AIMAJan 28

Planner-Auditor Twin: Agentic Discharge Planning with FHIR-Based LLM Planning, Guideline Recall, Optional Caching and Self-Improvement

arXiv:2601.21113v1
Originality Incremental advance
AI Analysis

This addresses safety and reliability issues in automated discharge planning for healthcare, though it is incremental as it builds on existing LLM and auditing methods.

The paper tackled the problem of hallucination, omissions, and miscalibrated confidence in LLMs for clinical discharge planning by introducing a Planner-Auditor framework, which increased task coverage from 32% to 86% and improved calibration metrics like Brier score and ECE.

Objective: Large language models (LLMs) show promise for clinical discharge planning, but their use is constrained by hallucination, omissions, and miscalibrated confidence. We introduce a self-improving, cache-optional Planner-Auditor framework that improves safety and reliability by decoupling generation from deterministic validation and targeted replay. Materials and Methods: We implemented an agentic, retrospective, FHIR-native evaluation pipeline using MIMIC-IV-on-FHIR. For each patient, the Planner (LLM) generates a structured discharge action plan with an explicit confidence estimate. The Auditor is a deterministic module that evaluates multi-task coverage, tracks calibration (Brier score, ECE proxies), and monitors action-distribution drift. The framework supports two-tier self-improvement: (i) within-episode regeneration when enabled, and (ii) cross-episode discrepancy buffering with replay for high-confidence, low-coverage cases.
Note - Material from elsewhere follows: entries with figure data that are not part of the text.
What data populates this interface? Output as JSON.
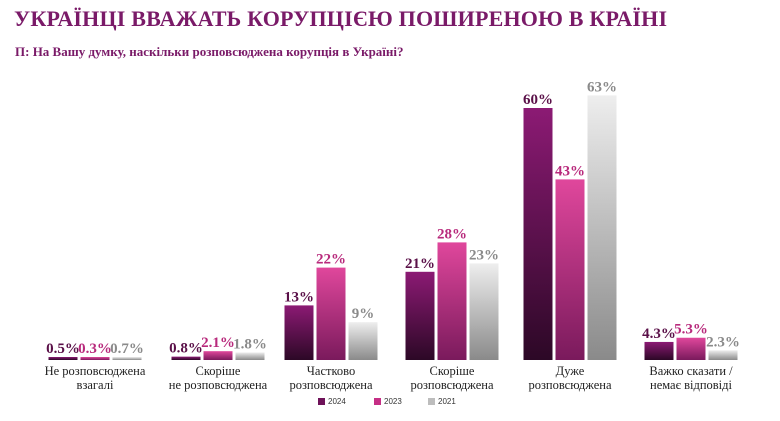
{
  "header": {
    "title": "УКРАЇНЦІ ВВАЖАТЬ КОРУПЦІЄЮ ПОШИРЕНОЮ В КРАЇНІ",
    "subtitle": "П: На Вашу думку, наскільки розповсюджена корупція в Україні?"
  },
  "chart_data": {
    "type": "bar",
    "title": "УКРАЇНЦІ ВВАЖАТЬ КОРУПЦІЄЮ ПОШИРЕНОЮ В КРАЇНІ",
    "subtitle": "П: На Вашу думку, наскільки розповсюджена корупція в Україні?",
    "categories": [
      [
        "Не розповсюджена",
        "взагалі"
      ],
      [
        "Скоріше",
        "не розповсюджена"
      ],
      [
        "Частково",
        "розповсюджена"
      ],
      [
        "Скоріше",
        "розповсюджена"
      ],
      [
        "Дуже",
        "розповсюджена"
      ],
      [
        "Важко сказати /",
        "немає відповіді"
      ]
    ],
    "series": [
      {
        "name": "2024",
        "values": [
          0.5,
          0.8,
          13,
          21,
          60,
          4.3
        ],
        "labels": [
          "0.5%",
          "0.8%",
          "13%",
          "21%",
          "60%",
          "4.3%"
        ],
        "color": "#6e1259",
        "label_color": "#5a1048"
      },
      {
        "name": "2023",
        "values": [
          0.3,
          2.1,
          22,
          28,
          43,
          5.3
        ],
        "labels": [
          "0.3%",
          "2.1%",
          "22%",
          "28%",
          "43%",
          "5.3%"
        ],
        "color": "#c52f85",
        "label_color": "#b82a7c"
      },
      {
        "name": "2021",
        "values": [
          0.7,
          1.8,
          9,
          23,
          63,
          2.3
        ],
        "labels": [
          "0.7%",
          "1.8%",
          "9%",
          "23%",
          "63%",
          "2.3%"
        ],
        "color": "#bdbdbd",
        "label_color": "#8a8a8a"
      }
    ],
    "ylim": [
      0,
      65
    ],
    "grid": false,
    "legend_position": "bottom-center"
  }
}
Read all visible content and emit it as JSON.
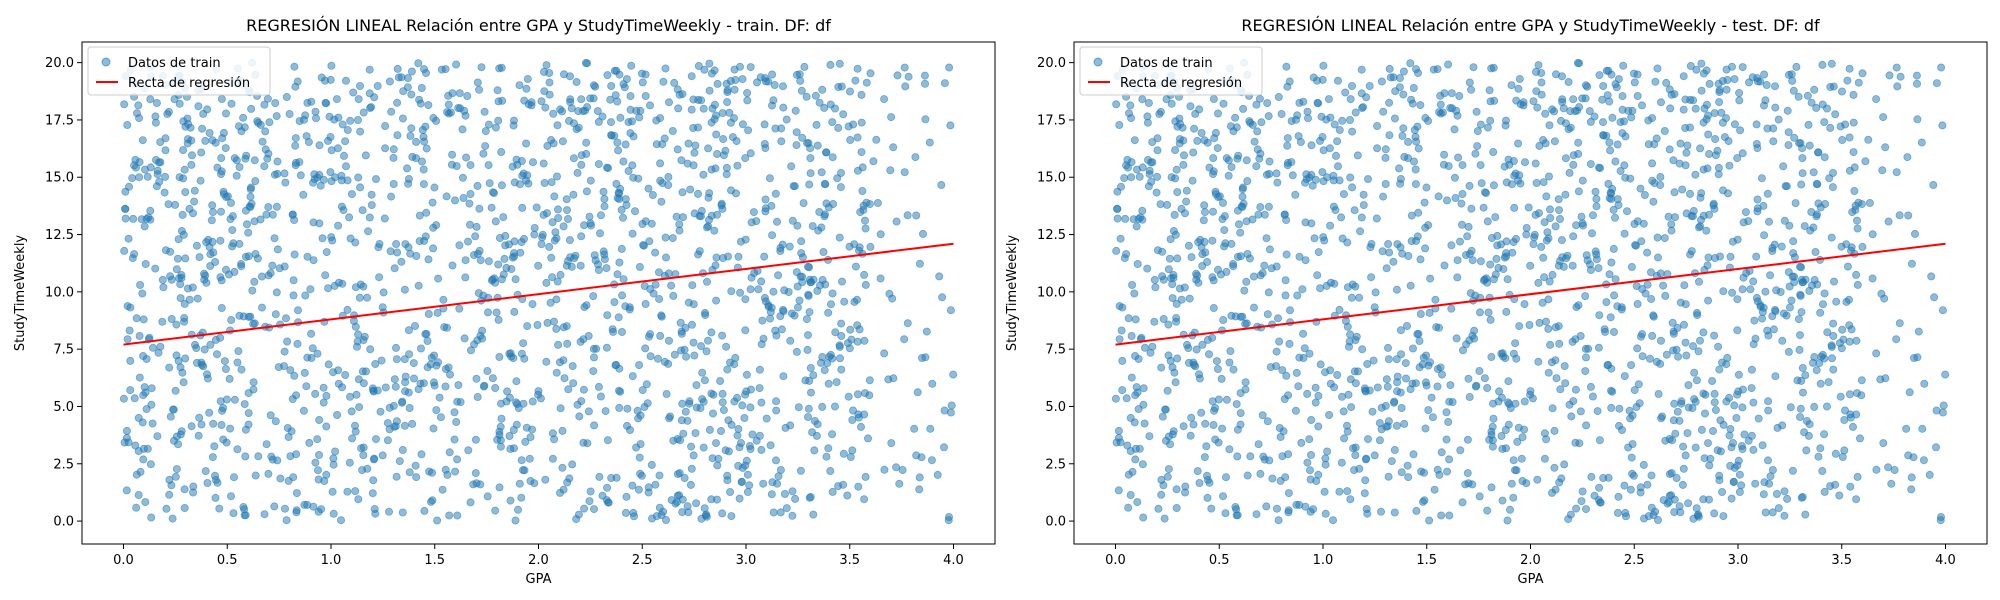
{
  "chart_data": [
    {
      "type": "scatter",
      "title": "REGRESIÓN LINEAL Relación entre GPA y StudyTimeWeekly - train. DF: df",
      "xlabel": "GPA",
      "ylabel": "StudyTimeWeekly",
      "xlim": [
        -0.2,
        4.2
      ],
      "ylim": [
        -1.0,
        20.9
      ],
      "xticks": [
        0.0,
        0.5,
        1.0,
        1.5,
        2.0,
        2.5,
        3.0,
        3.5,
        4.0
      ],
      "yticks": [
        0.0,
        2.5,
        5.0,
        7.5,
        10.0,
        12.5,
        15.0,
        17.5,
        20.0
      ],
      "xtick_labels": [
        "0.0",
        "0.5",
        "1.0",
        "1.5",
        "2.0",
        "2.5",
        "3.0",
        "3.5",
        "4.0"
      ],
      "ytick_labels": [
        "0.0",
        "2.5",
        "5.0",
        "7.5",
        "10.0",
        "12.5",
        "15.0",
        "17.5",
        "20.0"
      ],
      "grid": false,
      "legend_position": "top-left",
      "series": [
        {
          "name": "Datos de train",
          "kind": "scatter",
          "color": "#1f77b4",
          "x_range": [
            0.0,
            4.0
          ],
          "y_range": [
            0.0,
            20.0
          ],
          "approx_count": 1900
        },
        {
          "name": "Recta de regresión",
          "kind": "line",
          "color": "#ff0000",
          "x": [
            0.0,
            4.0
          ],
          "y": [
            7.7,
            12.1
          ]
        }
      ]
    },
    {
      "type": "scatter",
      "title": "REGRESIÓN LINEAL Relación entre GPA y StudyTimeWeekly - test. DF: df",
      "xlabel": "GPA",
      "ylabel": "StudyTimeWeekly",
      "xlim": [
        -0.2,
        4.2
      ],
      "ylim": [
        -1.0,
        20.9
      ],
      "xticks": [
        0.0,
        0.5,
        1.0,
        1.5,
        2.0,
        2.5,
        3.0,
        3.5,
        4.0
      ],
      "yticks": [
        0.0,
        2.5,
        5.0,
        7.5,
        10.0,
        12.5,
        15.0,
        17.5,
        20.0
      ],
      "xtick_labels": [
        "0.0",
        "0.5",
        "1.0",
        "1.5",
        "2.0",
        "2.5",
        "3.0",
        "3.5",
        "4.0"
      ],
      "ytick_labels": [
        "0.0",
        "2.5",
        "5.0",
        "7.5",
        "10.0",
        "12.5",
        "15.0",
        "17.5",
        "20.0"
      ],
      "grid": false,
      "legend_position": "top-left",
      "series": [
        {
          "name": "Datos de train",
          "kind": "scatter",
          "color": "#1f77b4",
          "x_range": [
            0.0,
            4.0
          ],
          "y_range": [
            0.0,
            20.0
          ],
          "approx_count": 1900
        },
        {
          "name": "Recta de regresión",
          "kind": "line",
          "color": "#ff0000",
          "x": [
            0.0,
            4.0
          ],
          "y": [
            7.7,
            12.1
          ]
        }
      ]
    }
  ]
}
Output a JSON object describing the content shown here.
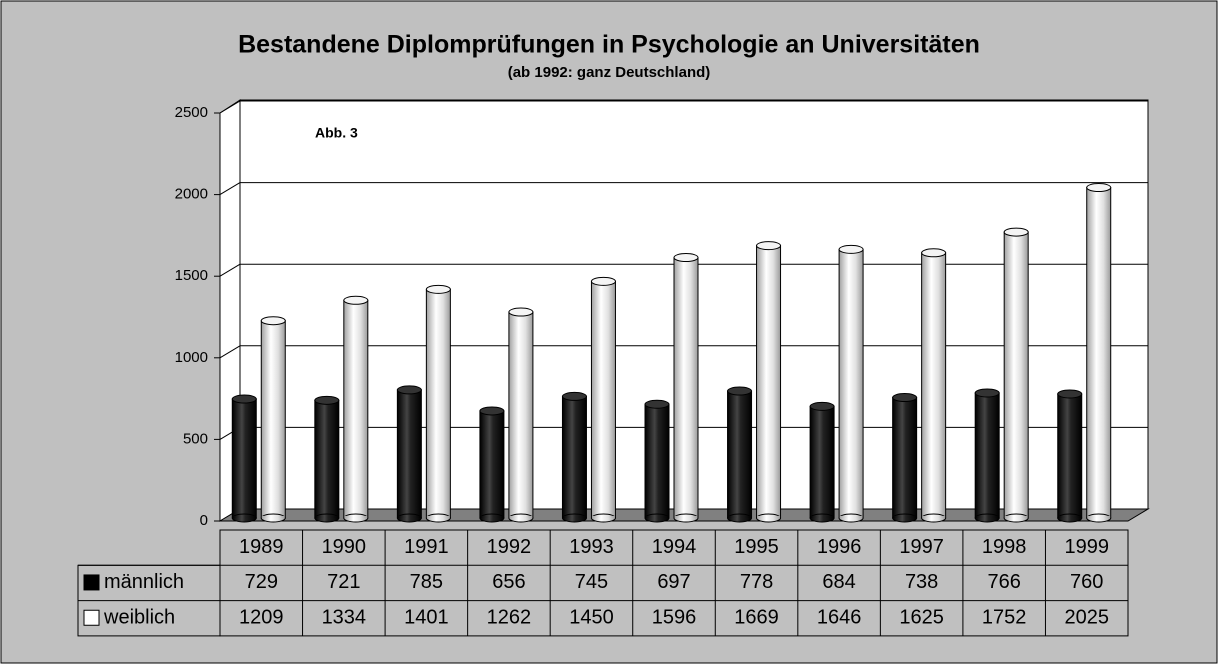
{
  "chart_data": {
    "type": "bar",
    "title": "Bestandene Diplomprüfungen in Psychologie an Universitäten",
    "subtitle": "(ab 1992: ganz Deutschland)",
    "annotation": "Abb. 3",
    "categories": [
      "1989",
      "1990",
      "1991",
      "1992",
      "1993",
      "1994",
      "1995",
      "1996",
      "1997",
      "1998",
      "1999"
    ],
    "series": [
      {
        "name": "männlich",
        "color": "#000000",
        "values": [
          729,
          721,
          785,
          656,
          745,
          697,
          778,
          684,
          738,
          766,
          760
        ]
      },
      {
        "name": "weiblich",
        "color": "#ffffff",
        "values": [
          1209,
          1334,
          1401,
          1262,
          1450,
          1596,
          1669,
          1646,
          1625,
          1752,
          2025
        ]
      }
    ],
    "ylim": [
      0,
      2500
    ],
    "yticks": [
      0,
      500,
      1000,
      1500,
      2000,
      2500
    ],
    "grid": true
  }
}
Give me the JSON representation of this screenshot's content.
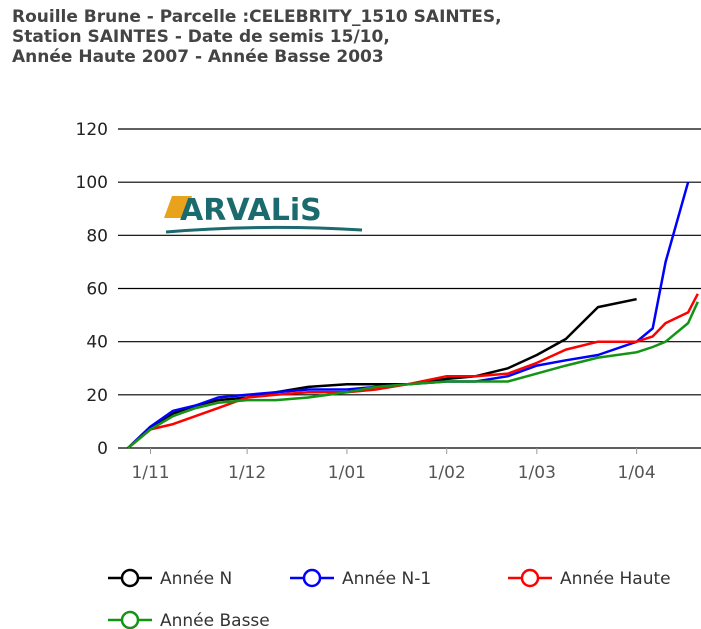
{
  "chart_data": {
    "type": "line",
    "title": [
      "Rouille Brune - Parcelle :CELEBRITY_1510 SAINTES,",
      "Station SAINTES - Date de semis 15/10,",
      "Année Haute 2007 - Année Basse 2003"
    ],
    "logo": "ARVALiS",
    "x": [
      "25/10",
      "1/11",
      "8/11",
      "15/11",
      "22/11",
      "1/12",
      "10/12",
      "20/12",
      "1/01",
      "10/01",
      "20/01",
      "1/02",
      "10/02",
      "20/02",
      "1/03",
      "10/03",
      "20/03",
      "1/04",
      "6/04",
      "10/04",
      "17/04",
      "20/04"
    ],
    "xlim": [
      "25/10",
      "21/04"
    ],
    "xticks": [
      "1/11",
      "1/12",
      "1/01",
      "1/02",
      "1/03",
      "1/04"
    ],
    "ylim": [
      0,
      120
    ],
    "yticks": [
      0,
      20,
      40,
      60,
      80,
      100,
      120
    ],
    "grid": true,
    "series": [
      {
        "name": "Année N",
        "color": "#000000",
        "values": [
          0,
          8,
          13,
          16,
          18,
          19,
          21,
          23,
          24,
          24,
          24,
          26,
          27,
          30,
          35,
          41,
          53,
          56,
          null,
          null,
          null,
          null
        ]
      },
      {
        "name": "Année N-1",
        "color": "#0000ff",
        "values": [
          0,
          8,
          14,
          16,
          19,
          20,
          21,
          22,
          22,
          23,
          24,
          25,
          25,
          27,
          31,
          33,
          35,
          40,
          45,
          70,
          100,
          null
        ]
      },
      {
        "name": "Année Haute",
        "color": "#ff0000",
        "values": [
          0,
          7,
          9,
          12,
          15,
          19,
          20,
          21,
          21,
          22,
          24,
          27,
          27,
          28,
          32,
          37,
          40,
          40,
          42,
          47,
          51,
          58
        ]
      },
      {
        "name": "Année Basse",
        "color": "#149414",
        "values": [
          0,
          7,
          12,
          15,
          17,
          18,
          18,
          19,
          21,
          23,
          24,
          25,
          25,
          25,
          28,
          31,
          34,
          36,
          38,
          40,
          47,
          55
        ]
      }
    ]
  }
}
Results: While context caching improved performance over baseline, the self-improvement loop was the primary driver of gains, increasing task coverage from 32% to 86%. Calibration improved substantially, with reduced Brier/ECE and fewer high-confidence misses. Discrepancy buffering further corrected persistent high-confidence omissions during replay. Discussion: Feedback-driven regeneration and targeted replay act as effective control mechanisms to reduce omissions and improve confidence reliability in structured clinical planning. Separating an LLM Planner from a rule-based, observational Auditor enables systematic reliability measurement and safer iteration without model retraining. Conclusion: The Planner-Auditor framework offers a practical pathway toward safer automated discharge planning using interoperable FHIR data access and deterministic auditing, supported by reproducible ablations and reliability-focused evaluation.